Jeffery Milstein and Eric Cahan bring urban landscapes and abstract fluid patterns, respectively, to the New York gallery.
This past Thursday at the Benrubi Gallery, two new shows opened up, from photographers Jeffery Milstein and Eric Cahan, respectively. Milstein, known for taking pictures of planes mid-air, flipped his camera around and shot the ground below from 1000' - 2000', resulting in stunning large-scale aerial photographs. In LA NY, the photographer looks down at two of the country’s biggest cities from a distance just far enough to capture exquisite patterns made in the urban landscape. The show features aerial images of train yards, suburban neighborhoods, and cruise ships. “The images suggest that however chaotic or inscrutable modern life might appear," the gallery explains, "[his work] is tied to age-old patterns that guide in ways we don't immediately perceive, but which nevertheless guide us through our daily routines.”
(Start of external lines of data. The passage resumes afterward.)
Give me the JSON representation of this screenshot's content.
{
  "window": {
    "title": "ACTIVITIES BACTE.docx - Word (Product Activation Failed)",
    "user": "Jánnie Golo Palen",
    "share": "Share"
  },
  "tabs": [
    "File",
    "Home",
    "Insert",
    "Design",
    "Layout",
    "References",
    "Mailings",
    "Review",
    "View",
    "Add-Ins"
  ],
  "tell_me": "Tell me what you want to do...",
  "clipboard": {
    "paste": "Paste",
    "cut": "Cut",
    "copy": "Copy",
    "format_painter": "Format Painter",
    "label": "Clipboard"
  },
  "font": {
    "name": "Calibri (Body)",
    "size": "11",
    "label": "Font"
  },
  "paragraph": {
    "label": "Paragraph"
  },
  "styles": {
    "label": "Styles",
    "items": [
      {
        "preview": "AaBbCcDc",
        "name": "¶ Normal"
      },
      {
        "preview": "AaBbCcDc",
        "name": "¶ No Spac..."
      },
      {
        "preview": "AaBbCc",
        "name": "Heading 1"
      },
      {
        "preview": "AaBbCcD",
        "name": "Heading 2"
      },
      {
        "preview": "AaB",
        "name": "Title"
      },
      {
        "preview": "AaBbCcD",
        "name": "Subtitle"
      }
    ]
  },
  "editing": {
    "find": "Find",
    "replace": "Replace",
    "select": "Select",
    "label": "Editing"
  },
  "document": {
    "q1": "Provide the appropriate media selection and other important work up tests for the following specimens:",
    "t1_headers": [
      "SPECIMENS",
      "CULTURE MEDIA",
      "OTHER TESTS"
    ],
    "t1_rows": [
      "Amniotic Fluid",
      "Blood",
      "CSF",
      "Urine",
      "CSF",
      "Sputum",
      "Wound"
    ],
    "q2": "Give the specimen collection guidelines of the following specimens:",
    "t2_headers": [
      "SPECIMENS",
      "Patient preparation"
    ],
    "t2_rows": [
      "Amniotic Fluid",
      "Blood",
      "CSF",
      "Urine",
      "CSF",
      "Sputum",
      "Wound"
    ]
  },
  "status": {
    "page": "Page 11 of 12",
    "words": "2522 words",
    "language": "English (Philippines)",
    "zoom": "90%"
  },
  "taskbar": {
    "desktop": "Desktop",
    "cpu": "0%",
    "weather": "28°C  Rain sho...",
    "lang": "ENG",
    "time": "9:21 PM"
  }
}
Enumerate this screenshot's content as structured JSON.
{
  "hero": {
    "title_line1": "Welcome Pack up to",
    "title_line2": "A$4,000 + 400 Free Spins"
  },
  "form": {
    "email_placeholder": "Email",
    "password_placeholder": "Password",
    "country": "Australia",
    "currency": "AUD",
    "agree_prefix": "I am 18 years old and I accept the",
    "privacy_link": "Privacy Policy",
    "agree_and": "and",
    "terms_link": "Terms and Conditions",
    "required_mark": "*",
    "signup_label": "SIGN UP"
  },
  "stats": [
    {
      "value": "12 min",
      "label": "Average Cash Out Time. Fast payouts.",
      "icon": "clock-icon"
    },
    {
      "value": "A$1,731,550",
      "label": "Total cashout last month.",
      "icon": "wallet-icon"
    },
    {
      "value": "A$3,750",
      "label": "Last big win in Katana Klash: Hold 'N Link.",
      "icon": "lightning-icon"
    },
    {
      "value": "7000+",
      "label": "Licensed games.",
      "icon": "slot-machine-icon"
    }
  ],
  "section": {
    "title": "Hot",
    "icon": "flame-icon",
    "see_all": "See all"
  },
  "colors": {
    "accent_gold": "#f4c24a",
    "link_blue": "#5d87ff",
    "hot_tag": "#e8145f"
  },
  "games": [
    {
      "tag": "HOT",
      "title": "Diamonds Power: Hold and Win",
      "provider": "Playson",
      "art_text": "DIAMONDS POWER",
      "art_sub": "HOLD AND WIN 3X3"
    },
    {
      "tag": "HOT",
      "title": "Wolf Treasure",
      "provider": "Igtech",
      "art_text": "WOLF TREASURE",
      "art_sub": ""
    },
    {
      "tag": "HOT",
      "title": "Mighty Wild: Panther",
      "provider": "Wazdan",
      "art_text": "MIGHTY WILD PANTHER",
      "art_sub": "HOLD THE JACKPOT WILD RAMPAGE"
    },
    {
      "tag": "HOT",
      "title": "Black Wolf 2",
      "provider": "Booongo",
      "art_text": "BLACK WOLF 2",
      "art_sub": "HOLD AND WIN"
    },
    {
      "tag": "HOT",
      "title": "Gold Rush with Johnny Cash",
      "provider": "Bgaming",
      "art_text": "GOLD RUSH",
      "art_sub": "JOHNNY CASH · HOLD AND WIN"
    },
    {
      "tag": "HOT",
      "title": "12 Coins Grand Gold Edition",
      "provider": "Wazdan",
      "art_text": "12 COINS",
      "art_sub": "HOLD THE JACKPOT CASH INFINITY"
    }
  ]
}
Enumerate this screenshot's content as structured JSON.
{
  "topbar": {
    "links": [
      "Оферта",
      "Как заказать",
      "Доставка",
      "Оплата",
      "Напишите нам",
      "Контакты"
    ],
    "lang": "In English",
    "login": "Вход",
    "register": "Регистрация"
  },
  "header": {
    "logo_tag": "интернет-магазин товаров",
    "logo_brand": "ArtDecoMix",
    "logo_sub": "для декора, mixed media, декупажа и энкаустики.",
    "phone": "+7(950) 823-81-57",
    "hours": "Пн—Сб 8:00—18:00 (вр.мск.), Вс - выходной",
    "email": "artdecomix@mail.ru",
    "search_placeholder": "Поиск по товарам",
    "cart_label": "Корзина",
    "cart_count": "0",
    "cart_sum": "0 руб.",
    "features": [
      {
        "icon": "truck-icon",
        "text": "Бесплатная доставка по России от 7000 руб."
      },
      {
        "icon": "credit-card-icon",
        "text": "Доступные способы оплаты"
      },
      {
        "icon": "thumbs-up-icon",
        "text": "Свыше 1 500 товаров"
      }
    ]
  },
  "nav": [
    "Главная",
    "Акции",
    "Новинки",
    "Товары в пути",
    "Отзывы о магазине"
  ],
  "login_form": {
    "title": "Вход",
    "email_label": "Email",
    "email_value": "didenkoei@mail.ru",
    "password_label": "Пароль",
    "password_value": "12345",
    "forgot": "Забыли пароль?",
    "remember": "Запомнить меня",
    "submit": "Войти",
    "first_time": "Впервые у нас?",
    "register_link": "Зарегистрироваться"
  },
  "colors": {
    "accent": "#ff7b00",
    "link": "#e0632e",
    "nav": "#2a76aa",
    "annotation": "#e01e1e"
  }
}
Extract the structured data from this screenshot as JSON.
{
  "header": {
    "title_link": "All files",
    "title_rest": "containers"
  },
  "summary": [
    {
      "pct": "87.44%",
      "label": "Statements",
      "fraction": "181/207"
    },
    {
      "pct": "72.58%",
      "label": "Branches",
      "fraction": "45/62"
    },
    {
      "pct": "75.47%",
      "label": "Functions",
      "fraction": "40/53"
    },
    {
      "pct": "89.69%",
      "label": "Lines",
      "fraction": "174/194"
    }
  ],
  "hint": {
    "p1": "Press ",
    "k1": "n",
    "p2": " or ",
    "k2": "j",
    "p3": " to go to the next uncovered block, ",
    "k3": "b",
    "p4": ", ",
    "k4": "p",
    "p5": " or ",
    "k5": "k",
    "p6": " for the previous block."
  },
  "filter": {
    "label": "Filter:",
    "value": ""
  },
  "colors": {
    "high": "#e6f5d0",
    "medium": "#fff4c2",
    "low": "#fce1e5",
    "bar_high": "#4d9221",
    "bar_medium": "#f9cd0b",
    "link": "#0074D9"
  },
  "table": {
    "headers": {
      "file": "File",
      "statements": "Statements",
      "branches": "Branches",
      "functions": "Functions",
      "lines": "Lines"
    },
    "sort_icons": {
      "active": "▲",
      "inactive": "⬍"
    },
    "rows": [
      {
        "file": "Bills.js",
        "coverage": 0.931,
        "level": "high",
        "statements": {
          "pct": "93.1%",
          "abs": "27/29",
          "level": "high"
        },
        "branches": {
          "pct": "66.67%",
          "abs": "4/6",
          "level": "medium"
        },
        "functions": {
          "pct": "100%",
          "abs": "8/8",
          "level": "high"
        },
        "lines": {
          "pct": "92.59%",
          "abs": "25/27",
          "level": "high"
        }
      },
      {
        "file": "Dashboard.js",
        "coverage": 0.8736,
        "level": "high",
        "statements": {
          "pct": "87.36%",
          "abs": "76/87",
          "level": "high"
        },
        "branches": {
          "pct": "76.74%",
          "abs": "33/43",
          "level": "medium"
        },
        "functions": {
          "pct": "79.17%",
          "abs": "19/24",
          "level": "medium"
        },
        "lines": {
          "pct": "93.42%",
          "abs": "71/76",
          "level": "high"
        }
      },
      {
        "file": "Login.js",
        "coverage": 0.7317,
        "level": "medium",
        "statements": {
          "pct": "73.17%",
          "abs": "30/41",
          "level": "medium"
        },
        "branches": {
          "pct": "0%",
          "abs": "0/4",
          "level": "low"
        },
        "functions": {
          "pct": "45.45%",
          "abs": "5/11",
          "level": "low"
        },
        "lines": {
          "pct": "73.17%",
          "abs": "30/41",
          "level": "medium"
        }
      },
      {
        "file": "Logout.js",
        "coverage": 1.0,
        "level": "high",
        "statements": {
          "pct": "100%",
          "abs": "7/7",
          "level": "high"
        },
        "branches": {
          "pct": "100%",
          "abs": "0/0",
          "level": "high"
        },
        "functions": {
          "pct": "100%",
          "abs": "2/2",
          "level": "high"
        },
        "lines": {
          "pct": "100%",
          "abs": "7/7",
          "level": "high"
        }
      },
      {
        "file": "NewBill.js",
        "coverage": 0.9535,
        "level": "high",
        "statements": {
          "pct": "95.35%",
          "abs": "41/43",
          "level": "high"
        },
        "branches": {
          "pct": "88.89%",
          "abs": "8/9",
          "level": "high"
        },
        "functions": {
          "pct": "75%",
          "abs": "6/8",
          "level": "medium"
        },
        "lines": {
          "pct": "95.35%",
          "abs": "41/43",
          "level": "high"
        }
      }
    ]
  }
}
Eric Cahan’s Data Mining, on the other hand, is a series of photographs that reflect on the speed at which we perceive and consume works of art. According to the show’s press release, marketing research software shows that museumgoers spend an average of 30 seconds in front of a painting, while web users spend only eight. Cahan’s polarized images of water draw our attention to the “totemic nature of a work of art,” as the gallery puts it. “The silver swirls and bursts of color and shadow are so abstracted that they challenge our notion of what a photograph actually communicates: a view of an object removed in time and space, or nothing but the viewer's assumptions about the image itself.”